Sono considerazioni ovvie, banali, scontate.
Ma allora perché a un ragazzo che decide di fare l’arbitro, viene negato il diritto di vivere lo sport come divertimento, di condividere con serenità sudore e stanchezza con gli altri ragazzi che corrono accanto a lui?
E’ inaccettabile che adulti frustrati o ragazzini viziati possano permettersi di insultare, irridere o addirittura colpire un ragazzo che ha l’unica colpa di garantire ad altri la possibilità di fare sport in modo organizzato e ufficiale.
Certo, esistono arbitri arroganti e presuntuosi, arbitri che nascondono dietro un fischietto o un cartellino le loro frustrazioni e le loro inadeguatezze. Arbitri che debbono migliorarsi come uomini e come Direttori di gara.
Ma proprio per questo serve rispetto. Quel rispetto che ogni bravo allenatore dovrebbe insegnare o, meglio, trasmettere ai suoi giocatori, che ogni Società che decide di fare dello sport un modo di stare insieme e di vivere meglio, dovrebbe inculcare ai suoi dirigenti, che ogni persona dovrebbe condividere in famiglia, sul posto di lavoro, per strada o in Chiesa.
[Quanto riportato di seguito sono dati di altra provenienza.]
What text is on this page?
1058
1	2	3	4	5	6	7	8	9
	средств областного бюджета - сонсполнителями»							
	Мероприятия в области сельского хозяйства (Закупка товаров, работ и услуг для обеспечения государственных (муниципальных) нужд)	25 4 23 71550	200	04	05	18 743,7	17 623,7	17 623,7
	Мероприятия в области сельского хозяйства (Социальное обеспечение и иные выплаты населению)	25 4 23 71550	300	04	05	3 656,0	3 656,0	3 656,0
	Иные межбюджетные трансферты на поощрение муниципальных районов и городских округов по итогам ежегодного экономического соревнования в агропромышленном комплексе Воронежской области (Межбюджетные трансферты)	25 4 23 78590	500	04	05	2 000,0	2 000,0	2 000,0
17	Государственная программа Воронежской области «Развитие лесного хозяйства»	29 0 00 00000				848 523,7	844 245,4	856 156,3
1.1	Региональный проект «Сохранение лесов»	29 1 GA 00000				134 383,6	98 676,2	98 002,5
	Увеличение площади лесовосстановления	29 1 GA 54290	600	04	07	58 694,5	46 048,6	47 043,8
Se un arbitro arbitra male, va criticato e se non è adatto a dirigere una gara, gli va fatto capire che forse è meglio lasciare perdere e dedicarsi ad altro. Ma questo vale anche per i Presidenti, gli allenatori, i preparatori atletici, i magazzinieri, i giocatori e ancor più per i geometri, gli infermieri, gli sciatori, i poliziotti, i tappezzieri e per chiunque fa una attività umana che impatta con il prossimo.
Non si tratta di costruire arbitri migliori.
Si tratta di costruire un mondo migliore, dove lo sport non sia uno strumento per sfogare le proprie frustrazioni o le immancabili insoddisfazioni della vita.
E dallo sport la violenza deve rimanere fuori. La violenza è vigliaccheria non coraggio. La violenza è prevaricazione e non desiderio di giustizia. La violenza umilia chi la perpetua e chi la subisce. La violenza distrugge sempre, non costruisce mai.
E, allora, solidarietà e simpatia a chi sceglie di cimentarsi nel duro ruolo dell’arbitro e lotta senza quartiere a chi vuole rovinare con comportamenti violenti questo sport che tutti noi amiamo e a cui desideriamo assistere e partecipare.